SEQUIM — The postmaster at the South Sunnyside Avenue post office in Sequim plans to reopen front-counter customer service today after repairs were being made Wednesday to the postal building’s smashed-up lobby, the result of a Sequim motorist driving her vehicle into it.
Patricia Melear, 81, was unhurt, and no others were hurt inside the postal building, 230 S. Sunnyside Ave.
Her foot was stuck on the accelerator instead of the brake, and her 2002 Subaru Outback lunged into the mostly glass entrance and lobby at about 11:30 a.m. Wednesday, Sequim Police Lt. Sheri Crain said.
“We’re going to send her into the Department of Licensing for retesting to see if there are issues there,” Crain said.
Post office employees were greeting customers and collecting their mail Wednesday afternoon where the post office’s interior was blocked off.
The facility remained open with access to mailboxes and postage vending machines via the Maple Street entrance at the side of the office.
“We hope to fix it tonight and open in the morning,” said Postmaster Steve Allen, standing in the lobby strewn with broken glass and other debris that employees were cleaning up with brooms, dust pans and trash cans.
“We have to secure the area,” he added.
Carpenters working Wednesday
Carpenters were reframing the damaged entrance Wednesday night.
Debris blocked the entrance to the customer counter after the crash, so Allen opted to close that end of the building, keeping open the parking lot and building entrance fronting Maple Street.
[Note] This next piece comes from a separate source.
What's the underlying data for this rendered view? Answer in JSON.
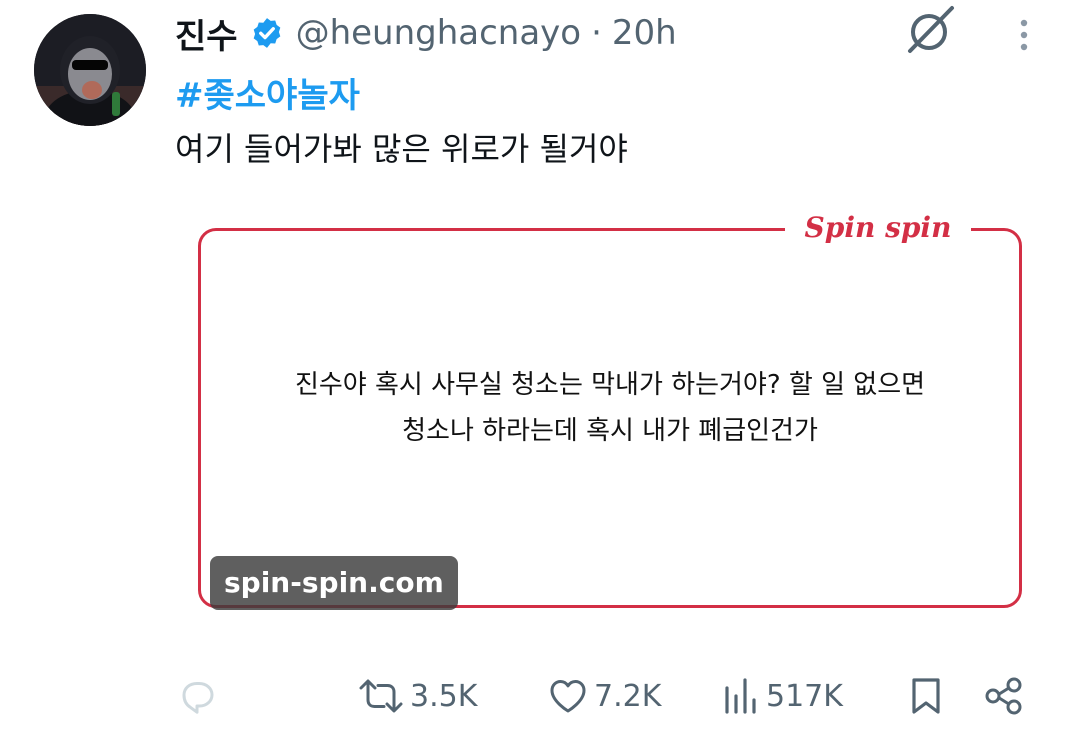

The main parking lot fronting South Sunnyside was barricaded at the entrance and temporarily cordoned off with yellow police tape so customers would not drive into it.
The drive-through to post office mailboxes just off South Sunnyside remained accessible to motorists.
Allen said it was not the first time that such a crash has occurred at the facility, which led to spaces blocked at the sidewalk with curbs and bollards.
Crain said the motorist was apparently at such an angle that she drove over the concrete curb fronting the parking stall, and the car bolted between bollards.
Other crashes
During the past 14 months in Sequim, an elderly woman drove into the front of Remote Control Hobbies shop at the Walmart parking lot near the Priest Road entrance, and an 82-year-old man drove into the entrance of the Safeway supermarket off West Washington Street.
Joe Borden, who has taught AARP drivers education courses in Sequim for motorists from age 50 to as old as 97, said typically the police department will refer a motorist with driving issues to the state Department of Licensing, who may in turn refer the motorist to case workers at Olympic Medical Center.
The case worker will review the motorist using psychological and physical tests, said Borden, who has taught the AARP course for two years.
Those classes have included the two motorists who crashed into buildings, he said.
Borden explained that a motorist can have trouble lifting his foot off the accelerator to put on the brake because of an age-related physical problem.
He said he can also refer motorists to a case worker if necessary.
The classes Borden teaches are voluntary. He is teaching a class with 38 students tonight.
AARP training
The AARP training helps aging motorists adjust to drive more safely and gives them an insurance discount.
“As we get older, our eyesight changes, our hearing changes, our reactions change,” he said, adding that depth perception also can be an issue.
Something as simple as a cushion to raise up a smaller woman in the driver’s seat can improve her view of the road, he said.
“The majority of issues have to do with them having a car that was too big,” he said, and the driver was having trouble seeing over the steering wheel.
Borden’s classes are scheduled through the Sequim Senior Activity Center.